As a matter of fact we actively advise against this – every organization has their own unique meeting culture and without taking the time to find out how to fit Less Meeting into that culture, you’re setting up for failure.

We’ve continually seen that allowing users to start by themselves, even for free on the mobile app, then gradually spread Less Meeting to the rest of their team, results in a smooth, successful, adoption across the organization.

Provide an option for everyone so that individual champions can buy in and then upgrade the rest of their organization when ready.

 

3. Let your best customers maximize their value

Earlier I said that pricing is about balancing what you charge with the value your B2B customers receive from your product. If you cap the amount of value your customers get from your product, you’re also capping the revenue you can get too.

Admittedly this is one that we’re still tweaking at Less Meeting.

We’ve found that many of our customers who are on their iPads all day and don’t share their meeting notes with their team get all the value they need out of the free iPad app alone.
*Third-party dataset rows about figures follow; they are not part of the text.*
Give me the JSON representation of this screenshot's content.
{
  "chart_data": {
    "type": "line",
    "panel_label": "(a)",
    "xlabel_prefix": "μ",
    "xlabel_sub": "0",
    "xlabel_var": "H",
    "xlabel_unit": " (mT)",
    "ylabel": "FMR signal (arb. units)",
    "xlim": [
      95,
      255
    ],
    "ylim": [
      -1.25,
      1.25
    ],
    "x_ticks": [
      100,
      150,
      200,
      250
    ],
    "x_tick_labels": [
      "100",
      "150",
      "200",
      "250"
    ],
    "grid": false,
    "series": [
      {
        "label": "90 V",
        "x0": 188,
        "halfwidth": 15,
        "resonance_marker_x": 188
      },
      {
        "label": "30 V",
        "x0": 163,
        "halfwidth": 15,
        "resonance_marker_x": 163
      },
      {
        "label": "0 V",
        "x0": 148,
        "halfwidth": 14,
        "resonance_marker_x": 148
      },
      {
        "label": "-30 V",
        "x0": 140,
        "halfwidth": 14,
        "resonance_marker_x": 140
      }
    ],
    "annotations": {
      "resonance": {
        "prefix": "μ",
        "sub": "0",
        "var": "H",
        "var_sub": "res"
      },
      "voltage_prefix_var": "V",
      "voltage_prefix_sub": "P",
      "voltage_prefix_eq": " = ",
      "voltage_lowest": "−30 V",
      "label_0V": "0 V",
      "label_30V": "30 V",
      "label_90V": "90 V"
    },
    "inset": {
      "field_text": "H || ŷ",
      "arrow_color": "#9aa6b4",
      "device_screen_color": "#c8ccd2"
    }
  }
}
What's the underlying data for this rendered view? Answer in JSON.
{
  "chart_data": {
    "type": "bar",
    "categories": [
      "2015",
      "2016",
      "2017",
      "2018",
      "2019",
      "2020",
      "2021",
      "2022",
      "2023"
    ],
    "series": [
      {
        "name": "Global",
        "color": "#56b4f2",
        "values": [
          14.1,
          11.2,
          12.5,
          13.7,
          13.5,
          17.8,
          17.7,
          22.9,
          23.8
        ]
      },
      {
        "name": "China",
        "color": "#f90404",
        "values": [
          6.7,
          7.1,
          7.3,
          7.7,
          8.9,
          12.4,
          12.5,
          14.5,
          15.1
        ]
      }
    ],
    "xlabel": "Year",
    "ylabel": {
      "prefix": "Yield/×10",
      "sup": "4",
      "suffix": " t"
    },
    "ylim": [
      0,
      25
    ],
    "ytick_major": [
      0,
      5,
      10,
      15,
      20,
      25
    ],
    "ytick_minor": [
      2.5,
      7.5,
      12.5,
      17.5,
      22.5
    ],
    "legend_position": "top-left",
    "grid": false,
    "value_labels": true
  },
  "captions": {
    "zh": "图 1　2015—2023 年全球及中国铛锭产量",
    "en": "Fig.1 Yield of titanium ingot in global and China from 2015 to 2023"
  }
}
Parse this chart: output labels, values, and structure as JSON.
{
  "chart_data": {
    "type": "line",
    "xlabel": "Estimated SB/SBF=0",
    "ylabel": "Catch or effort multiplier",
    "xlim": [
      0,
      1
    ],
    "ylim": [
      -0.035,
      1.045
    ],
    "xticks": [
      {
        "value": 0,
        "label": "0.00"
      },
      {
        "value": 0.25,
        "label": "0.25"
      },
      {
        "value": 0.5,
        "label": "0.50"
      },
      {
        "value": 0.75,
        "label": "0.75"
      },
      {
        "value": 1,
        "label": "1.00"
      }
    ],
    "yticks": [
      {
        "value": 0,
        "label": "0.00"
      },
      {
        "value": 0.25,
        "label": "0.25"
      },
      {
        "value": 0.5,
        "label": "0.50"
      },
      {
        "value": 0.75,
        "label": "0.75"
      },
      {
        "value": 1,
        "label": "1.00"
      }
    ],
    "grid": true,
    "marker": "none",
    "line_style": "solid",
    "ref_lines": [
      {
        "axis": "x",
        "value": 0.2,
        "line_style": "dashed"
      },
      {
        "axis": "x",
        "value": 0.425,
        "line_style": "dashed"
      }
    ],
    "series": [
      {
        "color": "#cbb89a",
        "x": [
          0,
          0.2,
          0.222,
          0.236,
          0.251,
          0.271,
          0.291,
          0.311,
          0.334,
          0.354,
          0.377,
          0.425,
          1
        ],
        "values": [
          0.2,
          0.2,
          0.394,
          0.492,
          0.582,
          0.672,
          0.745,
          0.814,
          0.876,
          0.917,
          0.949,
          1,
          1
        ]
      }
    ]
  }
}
What’s that mean? Cancelled licenses! Not because they don’t like Less Meeting, but because they had no need to pay for it anymore, even if they were willing to (if the value was there).

On the other end of the spectrum, how can you continually provide more value to your biggest champions? These customers will continue to pay you whatever you charge, as long as you keep giving the more value. At Less Meeting we haven’t yet found that next tier of value, but are actively looking for it.

 

It’s much clearer now

Thanks for the article Nathan. I’ve been hearing a lot of the same pricing sentiment for awhile now but yours is one of the first to help me truly understand it.